Solution structure of enzyme IIAChitobiose from the N,N′-diacetylchitobiose branch of the Escherichia coli phosphotransferase system

Abstract

The solution structure of trimeric Escherichia coli enzyme IIA Chb (34 kDa), a component of the N,N′-diacetylchitobiose/ lactose branch of the phosphotransferase signal transduction system, has been determined by NMR spectroscopy. Backbone residual dipolar couplings were used to provide long range orientational restraints, and long range (|i - j| ≥ 5 residues) nuclear Overhauser enhancement restraints were derived exclusively from samples in which at least one subunit was 15N/ 13C/2H/(Val-Leu-Ile)-methyl-protonated. Each subunit consists of a three-helix bundle. Hydrophobic residues lining helix 3 of each subunit are largely responsible for the formation of a parallel coiled-coil trimer. The active site histidines (His-89 from each, subunit) are located in three symmetrically placed deep crevices located at the interface of two adjacent subunits (A and C, C and B, and B and A). Partially shielded from bulk solvent, structural modeling suggests that phosphorylated His-89 is stabilized by electrostatic interactions with the side chains of His-93 from the same subunit and Gin-91 from the adjacent subunit.

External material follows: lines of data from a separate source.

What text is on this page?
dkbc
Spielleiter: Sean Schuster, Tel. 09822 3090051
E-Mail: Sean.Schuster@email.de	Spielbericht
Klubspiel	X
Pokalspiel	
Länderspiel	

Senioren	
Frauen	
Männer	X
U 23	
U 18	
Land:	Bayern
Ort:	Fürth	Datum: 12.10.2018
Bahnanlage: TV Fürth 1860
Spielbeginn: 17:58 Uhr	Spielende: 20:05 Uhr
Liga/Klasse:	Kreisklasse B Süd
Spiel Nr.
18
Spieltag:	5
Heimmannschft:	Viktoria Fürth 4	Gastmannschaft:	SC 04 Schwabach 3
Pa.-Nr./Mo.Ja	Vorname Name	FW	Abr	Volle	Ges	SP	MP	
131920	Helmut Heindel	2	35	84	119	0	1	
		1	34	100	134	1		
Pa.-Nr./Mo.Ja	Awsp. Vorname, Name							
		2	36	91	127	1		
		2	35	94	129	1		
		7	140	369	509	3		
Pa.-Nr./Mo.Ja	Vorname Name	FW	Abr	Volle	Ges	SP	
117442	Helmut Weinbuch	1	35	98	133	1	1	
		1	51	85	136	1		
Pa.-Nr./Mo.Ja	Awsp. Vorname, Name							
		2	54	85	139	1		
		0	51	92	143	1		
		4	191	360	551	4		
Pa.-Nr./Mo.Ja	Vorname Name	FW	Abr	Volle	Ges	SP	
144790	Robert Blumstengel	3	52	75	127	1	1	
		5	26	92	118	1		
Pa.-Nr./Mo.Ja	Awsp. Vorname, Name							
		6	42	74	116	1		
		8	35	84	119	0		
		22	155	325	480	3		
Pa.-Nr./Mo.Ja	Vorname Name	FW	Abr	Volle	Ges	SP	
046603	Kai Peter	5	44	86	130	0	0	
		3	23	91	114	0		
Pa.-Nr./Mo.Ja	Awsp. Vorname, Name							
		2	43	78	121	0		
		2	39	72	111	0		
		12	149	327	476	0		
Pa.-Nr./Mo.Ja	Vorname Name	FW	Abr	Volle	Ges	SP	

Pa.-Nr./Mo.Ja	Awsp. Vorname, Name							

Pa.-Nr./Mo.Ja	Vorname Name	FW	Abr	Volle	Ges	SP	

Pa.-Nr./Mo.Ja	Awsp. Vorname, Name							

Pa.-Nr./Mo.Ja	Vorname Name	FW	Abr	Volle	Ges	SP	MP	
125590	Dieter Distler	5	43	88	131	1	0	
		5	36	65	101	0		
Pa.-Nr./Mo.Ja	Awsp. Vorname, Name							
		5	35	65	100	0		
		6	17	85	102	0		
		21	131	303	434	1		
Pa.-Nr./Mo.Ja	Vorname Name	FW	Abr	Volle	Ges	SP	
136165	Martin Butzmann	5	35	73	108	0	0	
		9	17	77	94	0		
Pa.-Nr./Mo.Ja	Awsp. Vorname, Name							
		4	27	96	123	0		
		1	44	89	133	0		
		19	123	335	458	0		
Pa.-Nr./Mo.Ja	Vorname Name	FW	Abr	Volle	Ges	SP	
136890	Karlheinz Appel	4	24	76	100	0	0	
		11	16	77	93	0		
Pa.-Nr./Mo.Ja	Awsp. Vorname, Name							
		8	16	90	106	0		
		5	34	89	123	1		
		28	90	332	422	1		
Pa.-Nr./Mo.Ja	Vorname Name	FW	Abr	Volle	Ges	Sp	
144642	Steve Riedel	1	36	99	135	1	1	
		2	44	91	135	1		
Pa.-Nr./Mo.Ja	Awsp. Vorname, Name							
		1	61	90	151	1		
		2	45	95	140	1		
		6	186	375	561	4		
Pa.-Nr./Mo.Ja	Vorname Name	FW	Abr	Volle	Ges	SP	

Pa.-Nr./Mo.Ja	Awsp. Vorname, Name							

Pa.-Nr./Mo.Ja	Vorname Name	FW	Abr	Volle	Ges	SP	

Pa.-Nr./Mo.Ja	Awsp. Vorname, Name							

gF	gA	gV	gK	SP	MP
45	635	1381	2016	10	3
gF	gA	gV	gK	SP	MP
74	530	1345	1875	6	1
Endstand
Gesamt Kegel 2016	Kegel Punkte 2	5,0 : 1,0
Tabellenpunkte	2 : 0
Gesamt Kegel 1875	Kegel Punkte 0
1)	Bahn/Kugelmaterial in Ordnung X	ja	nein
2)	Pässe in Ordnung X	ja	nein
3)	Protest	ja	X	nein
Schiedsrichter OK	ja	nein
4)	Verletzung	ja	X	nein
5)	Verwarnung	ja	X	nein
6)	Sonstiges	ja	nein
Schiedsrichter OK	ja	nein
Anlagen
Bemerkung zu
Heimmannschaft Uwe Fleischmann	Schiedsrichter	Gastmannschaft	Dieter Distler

Comparison with the x-ray structure of Lactobacillus lactis IIALac reveals some substantial structural differences, particularly in regard to helix 3, which exhibits a 40° kink in IIALac versus a 7° bend in IIAChb. This is associated with the presence of an unusually large (230- Å3) buried hydrophobic cavity at the trimer interface in IIALac that is reduced to only 45 Å3 in IIA Chb.